IMF Photo: VCG
The International Monetary Fund (IMF) on Tuesday lifted its forecast for China in 2025 to 4.8 percent, up 0.8 percentage point compared to its forecast in April, according to an update to its World Economic Outlook (WEO).
"This revision reflects stronger-than-expected activity in the first half of 2025 and the significant reduction in US-China tariffs. The GDP outturn in the first quarter of 2025 alone implies a mechanical upgrade to the growth rate for the year of 0.6 percentage point. A recovery in inventory accumulation is expected to partly offset payback from front-loading in the second half of 2025," the WEO said.

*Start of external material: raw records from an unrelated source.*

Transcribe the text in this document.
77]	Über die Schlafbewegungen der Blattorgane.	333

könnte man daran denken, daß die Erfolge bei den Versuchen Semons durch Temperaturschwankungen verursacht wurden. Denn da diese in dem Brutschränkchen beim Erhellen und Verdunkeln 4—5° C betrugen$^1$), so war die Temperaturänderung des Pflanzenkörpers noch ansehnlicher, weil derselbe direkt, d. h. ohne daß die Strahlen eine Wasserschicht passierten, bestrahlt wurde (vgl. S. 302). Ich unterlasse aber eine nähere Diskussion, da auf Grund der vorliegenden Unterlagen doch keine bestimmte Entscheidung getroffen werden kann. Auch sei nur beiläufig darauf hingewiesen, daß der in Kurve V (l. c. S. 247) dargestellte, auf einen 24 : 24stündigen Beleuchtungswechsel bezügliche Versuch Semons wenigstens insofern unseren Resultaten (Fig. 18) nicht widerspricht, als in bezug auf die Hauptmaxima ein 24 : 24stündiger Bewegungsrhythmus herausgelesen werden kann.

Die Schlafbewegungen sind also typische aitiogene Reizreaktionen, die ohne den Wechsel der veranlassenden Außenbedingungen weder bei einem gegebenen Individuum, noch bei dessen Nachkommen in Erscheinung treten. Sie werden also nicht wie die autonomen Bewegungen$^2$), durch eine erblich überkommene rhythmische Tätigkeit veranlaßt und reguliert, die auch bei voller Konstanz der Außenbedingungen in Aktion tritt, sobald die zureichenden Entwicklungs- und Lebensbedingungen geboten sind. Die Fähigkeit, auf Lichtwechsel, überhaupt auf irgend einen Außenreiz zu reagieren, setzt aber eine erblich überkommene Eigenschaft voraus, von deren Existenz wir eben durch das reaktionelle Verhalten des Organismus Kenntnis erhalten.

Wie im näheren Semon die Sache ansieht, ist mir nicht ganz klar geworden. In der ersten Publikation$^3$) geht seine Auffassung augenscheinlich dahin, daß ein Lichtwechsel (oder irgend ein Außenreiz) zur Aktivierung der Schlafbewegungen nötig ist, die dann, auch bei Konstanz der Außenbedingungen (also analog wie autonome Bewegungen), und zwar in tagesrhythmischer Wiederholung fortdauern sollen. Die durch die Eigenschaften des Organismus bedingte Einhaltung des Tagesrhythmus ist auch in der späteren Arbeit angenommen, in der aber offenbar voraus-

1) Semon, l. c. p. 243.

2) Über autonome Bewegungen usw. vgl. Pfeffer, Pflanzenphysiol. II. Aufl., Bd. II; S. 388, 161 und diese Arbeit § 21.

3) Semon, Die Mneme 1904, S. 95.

China's real GDP growth, at an annualized rate of 6 percent, exceeded expectations. This was mainly driven by exports, propped up by a depreciating yuan closely tracking the dollar and with declining sales to the US more than offset by strong sales to the rest of the world, and, to a smaller extent, by consumption, supported by fiscal measures, the WEO noted.

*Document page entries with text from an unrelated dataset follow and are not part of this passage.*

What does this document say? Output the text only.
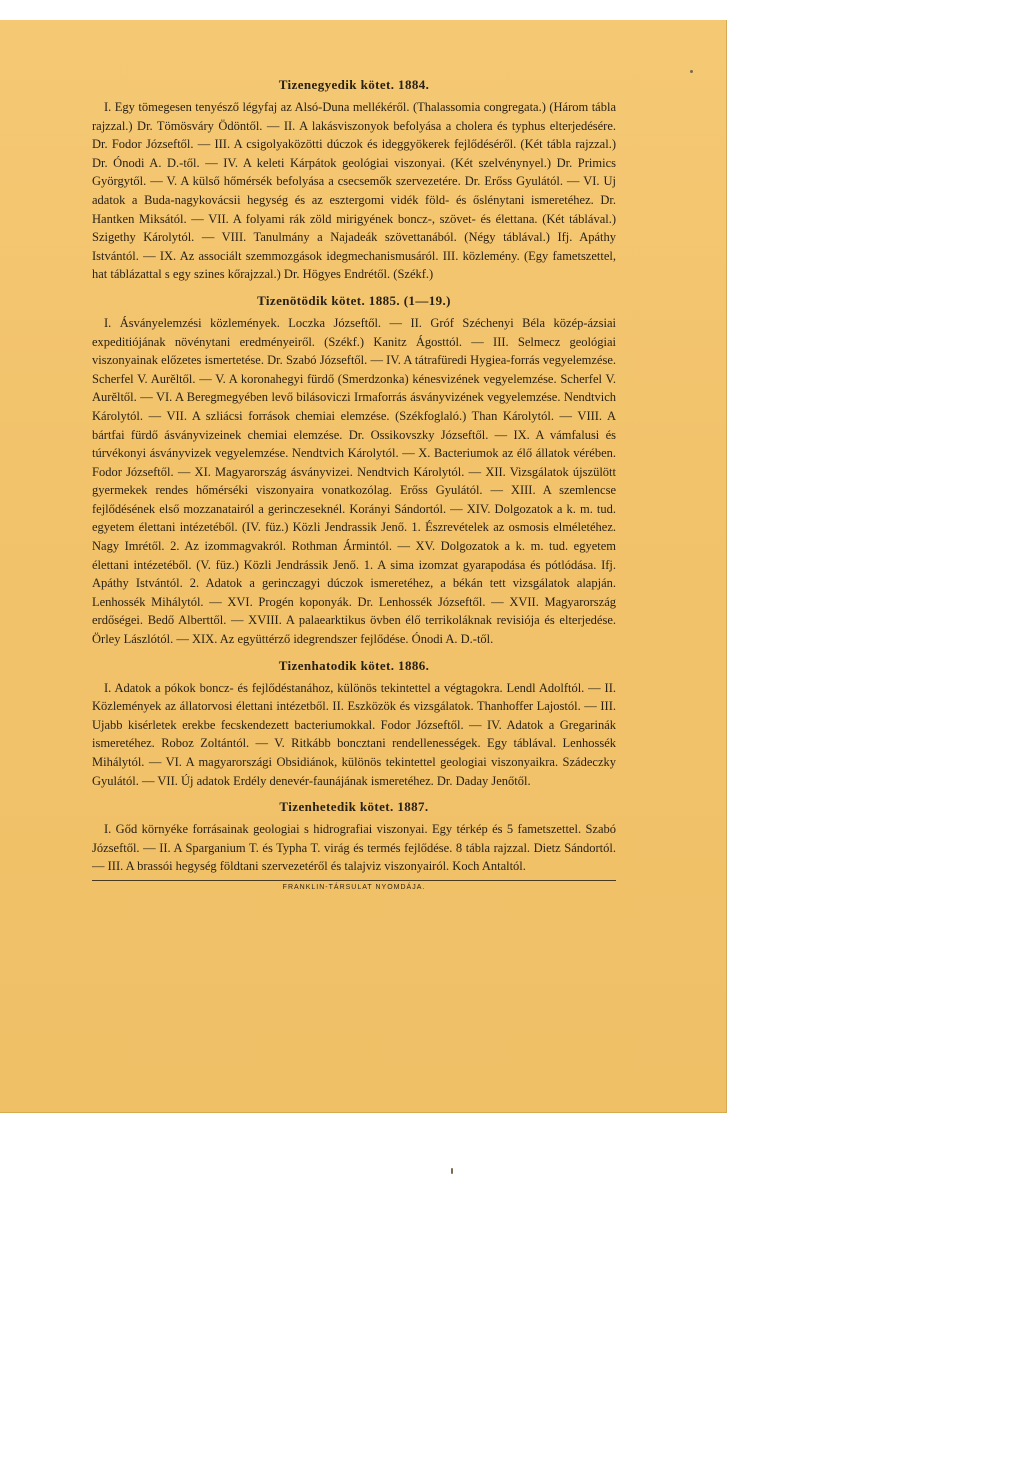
Tizenegyedik kötet. 1884.

I. Egy tömegesen tenyésző légyfaj az Alsó-Duna mellékéről. (Thalassomia congregata.) (Három tábla rajzzal.) Dr. Tömösváry Ödöntől. — II. A lakásviszonyok befolyása a cholera és typhus elterjedésére. Dr. Fodor Józseftől. — III. A csigolyaközötti dúczok és ideggyökerek fejlődéséről. (Két tábla rajzzal.) Dr. Ónodi A. D.-től. — IV. A keleti Kárpátok geológiai viszonyai. (Két szelvénynyel.) Dr. Primics Györgytől. — V. A külső hőmérsék befolyása a csecsemők szervezetére. Dr. Erőss Gyulától. — VI. Uj adatok a Buda-nagykovácsii hegység és az esztergomi vidék föld- és őslénytani ismeretéhez. Dr. Hantken Miksától. — VII. A folyami rák zöld mirigyének boncz-, szövet- és élettana. (Két táblával.) Szigethy Károlytól. — VIII. Tanulmány a Najadeák szövettanából. (Négy táblával.) Ifj. Apáthy Istvántól. — IX. Az associált szemmozgások idegmechanismusáról. III. közlemény. (Egy fametszettel, hat táblázattal s egy szines kőrajzzal.) Dr. Högyes Endrétől. (Székf.)

Tizenötödik kötet. 1885. (1—19.)

I. Ásványelemzési közlemények. Loczka Józseftől. — II. Gróf Széchenyi Béla közép-ázsiai expeditiójának növénytani eredményeiről. (Székf.) Kanitz Ágosttól. — III. Selmecz geológiai viszonyainak előzetes ismertetése. Dr. Szabó Józseftől. — IV. A tátrafüredi Hygiea-forrás vegyelemzése. Scherfel V. Aurěltől. — V. A koronahegyi fürdő (Smerdzonka) kénesvizének vegyelemzése. Scherfel V. Aurěltől. — VI. A Beregmegyében levő bilásoviczi Irmaforrás ásványvizének vegyelemzése. Nendtvich Károlytól. — VII. A szliácsi források chemiai elemzése. (Székfoglaló.) Than Károlytól. — VIII. A bártfai fürdő ásványvizeinek chemiai elemzése. Dr. Ossikovszky Józseftől. — IX. A vámfalusi és túrvékonyi ásványvizek vegyelemzése. Nendtvich Károlytól. — X. Bacteriumok az élő állatok vérében. Fodor Józseftől. — XI. Magyarország ásványvizei. Nendtvich Károlytól. — XII. Vizsgálatok újszülött gyermekek rendes hőmérséki viszonyaira vonatkozólag. Erőss Gyulától. — XIII. A szemlencse fejlődésének első mozzanatairól a gerinczeseknél. Korányi Sándortól. — XIV. Dolgozatok a k. m. tud. egyetem élettani intézetéből. (IV. füz.) Közli Jendrassik Jenő. 1. Észrevételek az osmosis elméletéhez. Nagy Imrétől. 2. Az izommagvakról. Rothman Ármintól. — XV. Dolgozatok a k. m. tud. egyetem élettani intézetéből. (V. füz.) Közli Jendrássik Jenő. 1. A sima izomzat gyarapodása és pótlódása. Ifj. Apáthy Istvántól. 2. Adatok a gerinczagyi dúczok ismeretéhez, a békán tett vizsgálatok alapján. Lenhossék Mihálytól. — XVI. Progén koponyák. Dr. Lenhossék Józseftől. — XVII. Magyarország erdőségei. Bedő Alberttől. — XVIII. A palaearktikus övben élő terrikoláknak revisiója és elterjedése. Örley Lászlótól. — XIX. Az együttérző idegrendszer fejlődése. Ónodi A. D.-től.

Tizenhatodik kötet. 1886.

I. Adatok a pókok boncz- és fejlődéstanához, különös tekintettel a végtagokra. Lendl Adolftól. — II. Közlemények az állatorvosi élettani intézetből. II. Eszközök és vizsgálatok. Thanhoffer Lajostól. — III. Ujabb kisérletek erekbe fecskendezett bacteriumokkal. Fodor Józseftől. — IV. Adatok a Gregarinák ismeretéhez. Roboz Zoltántól. — V. Ritkább boncztani rendellenességek. Egy táblával. Lenhossék Mihálytól. — VI. A magyarországi Obsidiánok, különös tekintettel geologiai viszonyaikra. Szádeczky Gyulától. — VII. Új adatok Erdély denevér-faunájának ismeretéhez. Dr. Daday Jenőtől.

Tizenhetedik kötet. 1887.

I. Gőd környéke forrásainak geologiai s hidrografiai viszonyai. Egy térkép és 5 fametszettel. Szabó Józseftől. — II. A Sparganium T. és Typha T. virág és termés fejlődése. 8 tábla rajzzal. Dietz Sándortól. — III. A brassói hegység földtani szervezetéről és talajviz viszonyairól. Koch Antaltól.

FRANKLIN-TÁRSULAT NYOMDÁJA.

China's GDP growth in 2026 is also revised upward by 0.2 percentage point to 4.2 percent, it said.
In comparison, global growth is projected at 3 percent for 2025 and 3.1 percent in 2026. The forecast for 2025 is 0.2 percentage point higher than that in the reference forecast of the April 2025 WEO and 0.1 percentage point higher for 2026. This reflects stronger-than-expected front-loading in anticipation of higher tariffs.

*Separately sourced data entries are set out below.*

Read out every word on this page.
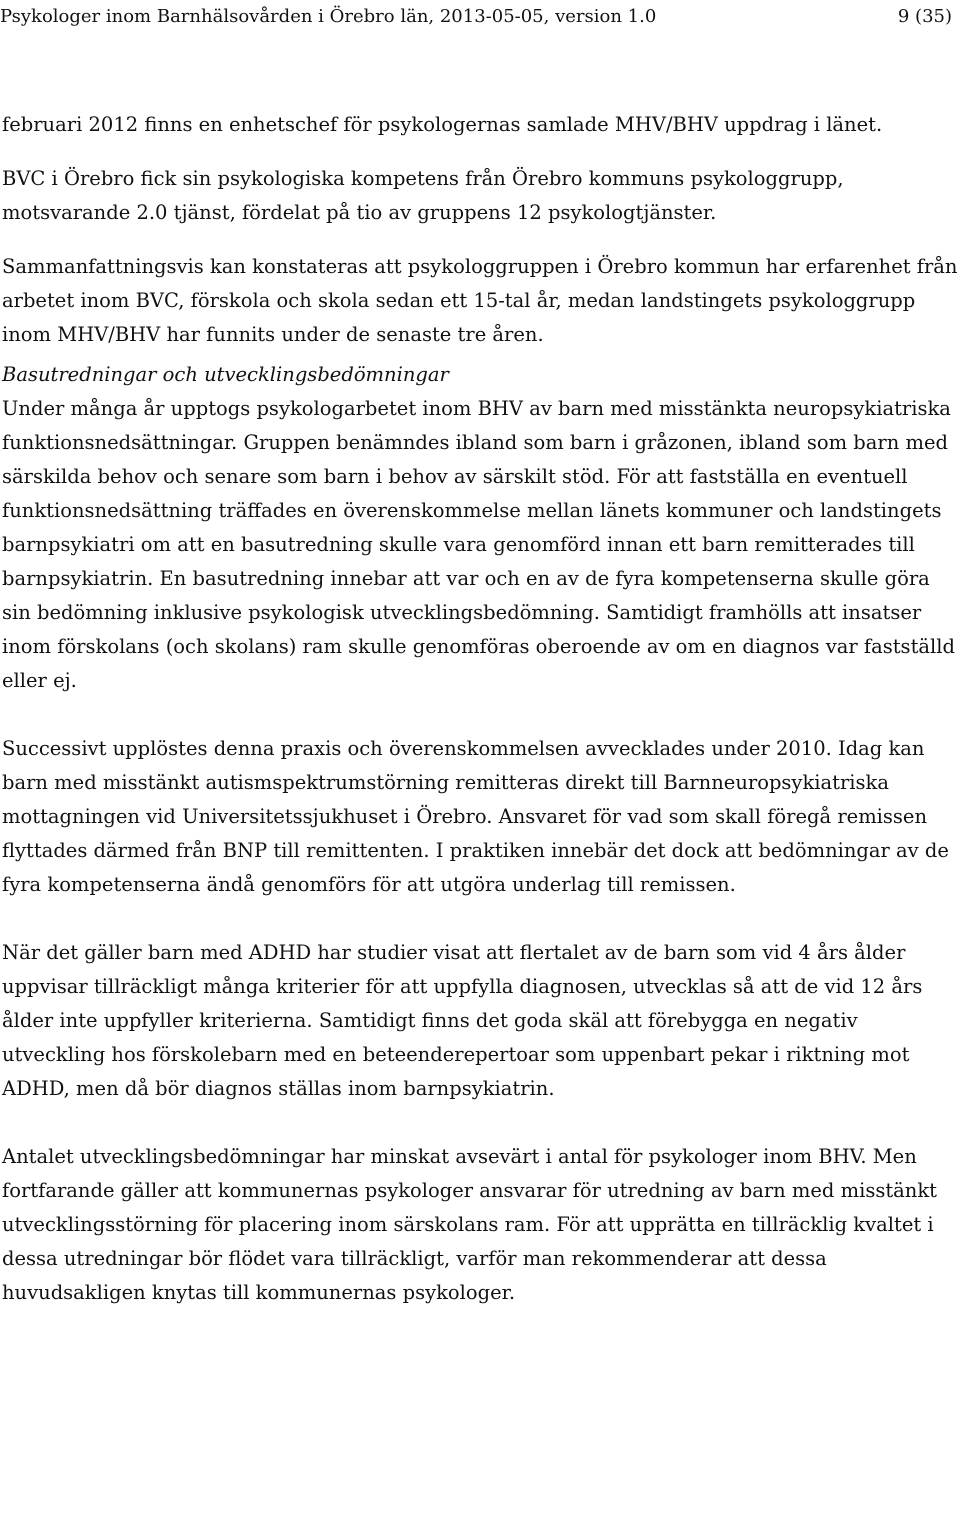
Psykologer inom Barnhälsovården i Örebro län, 2013-05-05, version 1.0	9 (35)

februari 2012 finns en enhetschef för psykologernas samlade MHV/BHV uppdrag i länet.

BVC i Örebro fick sin psykologiska kompetens från Örebro kommuns psykologgrupp, motsvarande 2.0 tjänst, fördelat på tio av gruppens 12 psykologtjänster.

Sammanfattningsvis kan konstateras att psykologgruppen i Örebro kommun har erfarenhet från arbetet inom BVC, förskola och skola sedan ett 15-tal år, medan landstingets psykologgrupp inom MHV/BHV har funnits under de senaste tre åren.

Basutredningar och utvecklingsbedömningar

Under många år upptogs psykologarbetet inom BHV av barn med misstänkta neuropsykiatriska funktionsnedsättningar. Gruppen benämndes ibland som barn i gråzonen, ibland som barn med särskilda behov och senare som barn i behov av särskilt stöd. För att fastställa en eventuell funktionsnedsättning träffades en överenskommelse mellan länets kommuner och landstingets barnpsykiatri om att en basutredning skulle vara genomförd innan ett barn remitterades till barnpsykiatrin. En basutredning innebar att var och en av de fyra kompetenserna skulle göra sin bedömning inklusive psykologisk utvecklingsbedömning. Samtidigt framhölls att insatser inom förskolans (och skolans) ram skulle genomföras oberoende av om en diagnos var fastställd eller ej.

Successivt upplöstes denna praxis och överenskommelsen avvecklades under 2010. Idag kan barn med misstänkt autismspektrumstörning remitteras direkt till Barnneuropsykiatriska mottagningen vid Universitetssjukhuset i Örebro. Ansvaret för vad som skall föregå remissen flyttades därmed från BNP till remittenten. I praktiken innebär det dock att bedömningar av de fyra kompetenserna ändå genomförs för att utgöra underlag till remissen.

När det gäller barn med ADHD har studier visat att flertalet av de barn som vid 4 års ålder uppvisar tillräckligt många kriterier för att uppfylla diagnosen, utvecklas så att de vid 12 års ålder inte uppfyller kriterierna. Samtidigt finns det goda skäl att förebygga en negativ utveckling hos förskolebarn med en beteenderepertoar som uppenbart pekar i riktning mot ADHD, men då bör diagnos ställas inom barnpsykiatrin.

Antalet utvecklingsbedömningar har minskat avsevärt i antal för psykologer inom BHV. Men fortfarande gäller att kommunernas psykologer ansvarar för utredning av barn med misstänkt utvecklingsstörning för placering inom särskolans ram. För att upprätta en tillräcklig kvaltet i dessa utredningar bör flödet vara tillräckligt, varför man rekommenderar att dessa huvudsakligen knytas till kommunernas psykologer.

The global economy has continued to hold steady, but the composition of activity points to distortions from tariffs, rather than underlying robustness, said the WEO. Resetting tariff rates to the levels of April 2 or higher (as mentioned in the US administration's letters to trade partners) on August 1 and implementing tariffs as high as 50 percent on copper as currently pronounced would dampen global growth. The tariffs, acting as a supply shock, are expected to pass through to US consumer prices gradually and hit inflation in the second half of 2025, it warned.
Countries should reduce policy-induced uncertainty by promoting clear and transparent trade frameworks. Pragmatic cooperation is paramount in instances in which some rules of the international trading system, in their current form, may not be functioning as intended. This entails the pursuit of multilateral initiatives on the global commons and modernizing trade rules where feasible while seeking plurilateral or regional solutions on other matters, the WEO said.
Meanwhile, bilateral negotiations can help defuse trade tensions and should aim to reduce trade and investment barriers while not increasing them toward third parties, which could escalate tensions with other trading partners, the IMF noted.
Adopting a pragmatic cooperative approach to these policies could reduce negative spillovers among trading partners. More generally, international cooperation across various policy areas, including trade, industrial policies, and taxation, can mitigate cross-country spillovers and support vulnerable economies, it said.